The full recording history turned out to be surprisingly rich. FEX first recorded "Subways of Your Mind" in June 1984 at a rehearsal space in Heikendorf with bassist Jörg Lemcke. A second version, the one broadcast on NDR, was recorded at Löffelstudios in Ganderkesee. A third, polished studio take was made in November 1984 at Hawkeye Studios and appeared on a 1985 EP sold at concerts. Each version differs slightly in lyrics and arrangement.

The song was composed by lead vocalist Ture Rückwardt. In a 2024 interview, keyboardist Hädrich explained its emotional core: "It is the mixture of the 'no future' atmosphere at that time. Remember, it was the Cold War in the eighties, everyone thought eventually someone is going to hit the red button. So the song had this 'sun will never shine' parts in it, but also 'the young and restless dreamers.' I think this contrast, this mixture of positive and fear, makes the song so attractive".
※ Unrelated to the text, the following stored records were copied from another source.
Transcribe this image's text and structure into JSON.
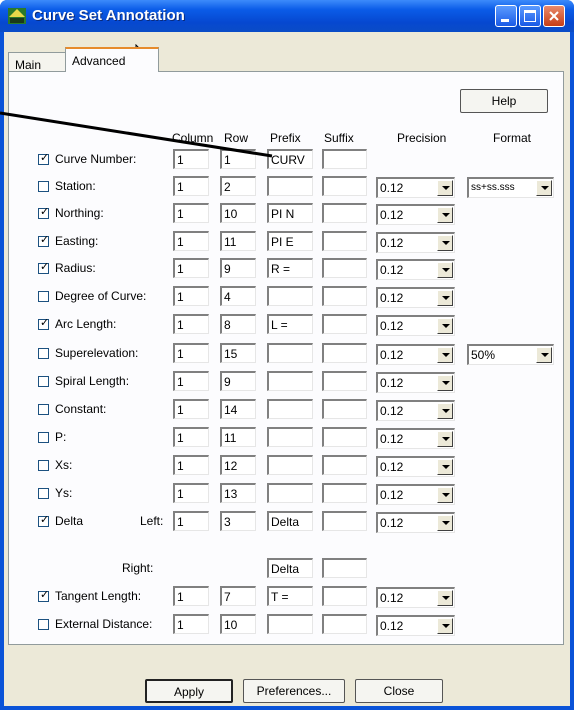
{
  "window": {
    "title": "Curve Set Annotation",
    "icon": "curve-set-app-icon"
  },
  "titlebar_buttons": [
    "minimize-icon",
    "maximize-icon",
    "close-icon"
  ],
  "tabs": [
    {
      "label": "Main"
    },
    {
      "label": "Advanced"
    }
  ],
  "help_label": "Help",
  "columns": {
    "column": "Column",
    "row": "Row",
    "prefix": "Prefix",
    "suffix": "Suffix",
    "precision": "Precision",
    "format": "Format"
  },
  "rows": [
    {
      "label": "Curve Number:",
      "checked": true,
      "column": "1",
      "row": "1",
      "prefix": "CURV",
      "suffix": "",
      "precision": ""
    },
    {
      "label": "Station:",
      "checked": false,
      "column": "1",
      "row": "2",
      "prefix": "",
      "suffix": "",
      "precision": "0.12",
      "format": "ss+ss.sss"
    },
    {
      "label": "Northing:",
      "checked": true,
      "column": "1",
      "row": "10",
      "prefix": "PI N",
      "suffix": "",
      "precision": "0.12"
    },
    {
      "label": "Easting:",
      "checked": true,
      "column": "1",
      "row": "11",
      "prefix": "PI E",
      "suffix": "",
      "precision": "0.12"
    },
    {
      "label": "Radius:",
      "checked": true,
      "column": "1",
      "row": "9",
      "prefix": "R =",
      "suffix": "",
      "precision": "0.12"
    },
    {
      "label": "Degree of Curve:",
      "checked": false,
      "column": "1",
      "row": "4",
      "prefix": "",
      "suffix": "",
      "precision": "0.12"
    },
    {
      "label": "Arc Length:",
      "checked": true,
      "column": "1",
      "row": "8",
      "prefix": "L =",
      "suffix": "",
      "precision": "0.12"
    },
    {
      "label": "Superelevation:",
      "checked": false,
      "column": "1",
      "row": "15",
      "prefix": "",
      "suffix": "",
      "precision": "0.12",
      "format": "50%"
    },
    {
      "label": "Spiral Length:",
      "checked": false,
      "column": "1",
      "row": "9",
      "prefix": "",
      "suffix": "",
      "precision": "0.12"
    },
    {
      "label": "Constant:",
      "checked": false,
      "column": "1",
      "row": "14",
      "prefix": "",
      "suffix": "",
      "precision": "0.12"
    },
    {
      "label": "P:",
      "checked": false,
      "column": "1",
      "row": "11",
      "prefix": "",
      "suffix": "",
      "precision": "0.12"
    },
    {
      "label": "Xs:",
      "checked": false,
      "column": "1",
      "row": "12",
      "prefix": "",
      "suffix": "",
      "precision": "0.12"
    },
    {
      "label": "Ys:",
      "checked": false,
      "column": "1",
      "row": "13",
      "prefix": "",
      "suffix": "",
      "precision": "0.12"
    },
    {
      "label": "Delta",
      "sublabel": "Left:",
      "checked": true,
      "column": "1",
      "row": "3",
      "prefix": "Delta",
      "suffix": "",
      "precision": "0.12"
    },
    {
      "label": "",
      "sublabel": "Right:",
      "prefix": "Delta",
      "suffix": ""
    },
    {
      "label": "Tangent Length:",
      "checked": true,
      "column": "1",
      "row": "7",
      "prefix": "T =",
      "suffix": "",
      "precision": "0.12"
    },
    {
      "label": "External Distance:",
      "checked": false,
      "column": "1",
      "row": "10",
      "prefix": "",
      "suffix": "",
      "precision": "0.12"
    }
  ],
  "buttons": {
    "apply": "Apply",
    "preferences": "Preferences...",
    "close": "Close"
  }
}
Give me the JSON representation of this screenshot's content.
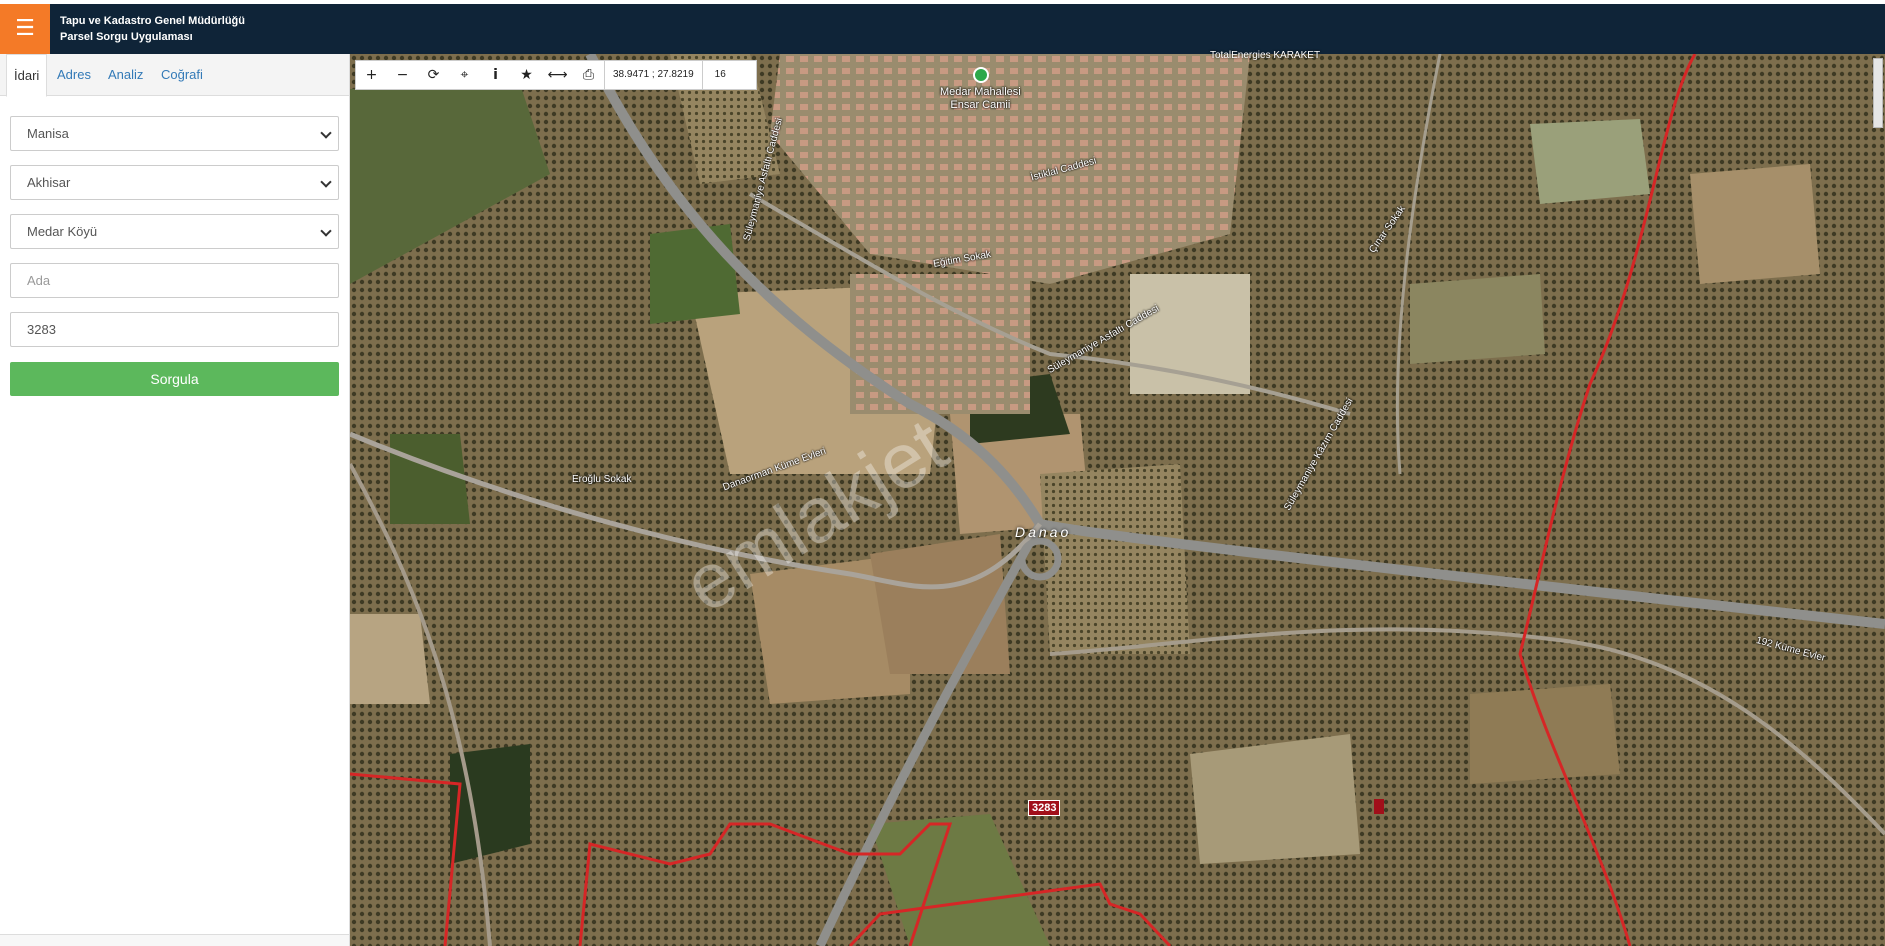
{
  "header": {
    "menu_icon": "☰",
    "title_line1": "Tapu ve Kadastro Genel Müdürlüğü",
    "title_line2": "Parsel Sorgu Uygulaması",
    "bar_color": "#0f2438",
    "menu_color": "#f47a27"
  },
  "sidebar": {
    "tabs": [
      {
        "label": "İdari",
        "active": true
      },
      {
        "label": "Adres"
      },
      {
        "label": "Analiz"
      },
      {
        "label": "Coğrafi"
      }
    ],
    "province": "Manisa",
    "district": "Akhisar",
    "neighborhood": "Medar Köyü",
    "ada_placeholder": "Ada",
    "parsel_value": "3283",
    "query_button": "Sorgula",
    "button_color": "#5cb85c"
  },
  "map_toolbar": {
    "zoom_in_icon": "+",
    "zoom_out_icon": "−",
    "refresh_icon": "⟳",
    "locate_icon": "⌖",
    "info_icon": "i",
    "favorite_icon": "★",
    "measure_icon": "⟷",
    "print_icon": "⎙",
    "coordinates": "38.9471 ; 27.8219",
    "zoom_level": "16"
  },
  "map": {
    "parcel_label": "3283",
    "place_name": "Danao",
    "poi_name_line1": "Medar Mahallesi",
    "poi_name_line2": "Ensar Camii",
    "top_label": "TotalEnergies KARAKET",
    "watermark": "emlakjet",
    "street_labels": [
      {
        "text": "Süleymaniye Kâzım Caddesi"
      },
      {
        "text": "Eğitim Sokak"
      },
      {
        "text": "Süleymaniye Asfaltı Caddesi"
      },
      {
        "text": "Danaorman Küme Evleri"
      },
      {
        "text": "Eroğlu Sokak"
      },
      {
        "text": "192 Küme Evler"
      },
      {
        "text": "İstiklal Caddesi"
      },
      {
        "text": "Çınar Sokak"
      },
      {
        "text": "Süleymaniye Asfaltı Caddesi"
      }
    ]
  }
}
Following the identification, FEX announced plans to reunite, re-record "Subways of Your Mind," and produce a music video. For Hädrich, the fame arrived without warning after four decades of total obscurity. "For us, it has just come suddenly," he told CBS News.

Fun Facts

The cassette that started everything also contained tracks by XTC and The Cure, placing the mystery track squarely in early-1980s new wave radio.

Shazam could not help for years because a teenager had uploaded the song to Spotify as his own, poisoning the software's identification database.

The original recorder Darius noted the title as "Blind the Wind" on the cassette, but the community agreed the lyric more likely said "Like the Wind" or something else entirely.

FEX had never registered "Subways of Your Mind" with GEMA, which is why the song never appeared in Germany's comprehensive music rights database.

Despite attracting a global investigation and enormous online attention, the band members had no idea about any of it until a Reddit user emailed them in 2024.

Derivatives & Variations

FEX reunion project:

The identification directly led to the band announcing plans to reunite, re-record "Subways of Your Mind," and produce a music video for the song[2].

Further "lost song" investigations:

The community behind the search, energized by their success, pivoted to hunting other unidentified tracks from the same era[2].

Media deep-dive coverage:

The story attracted multiple long-form articles and video essays from outlets including CBS News, *Der Spiegel*, and *Rolling Stone*, establishing a template for internet mystery journalism[1].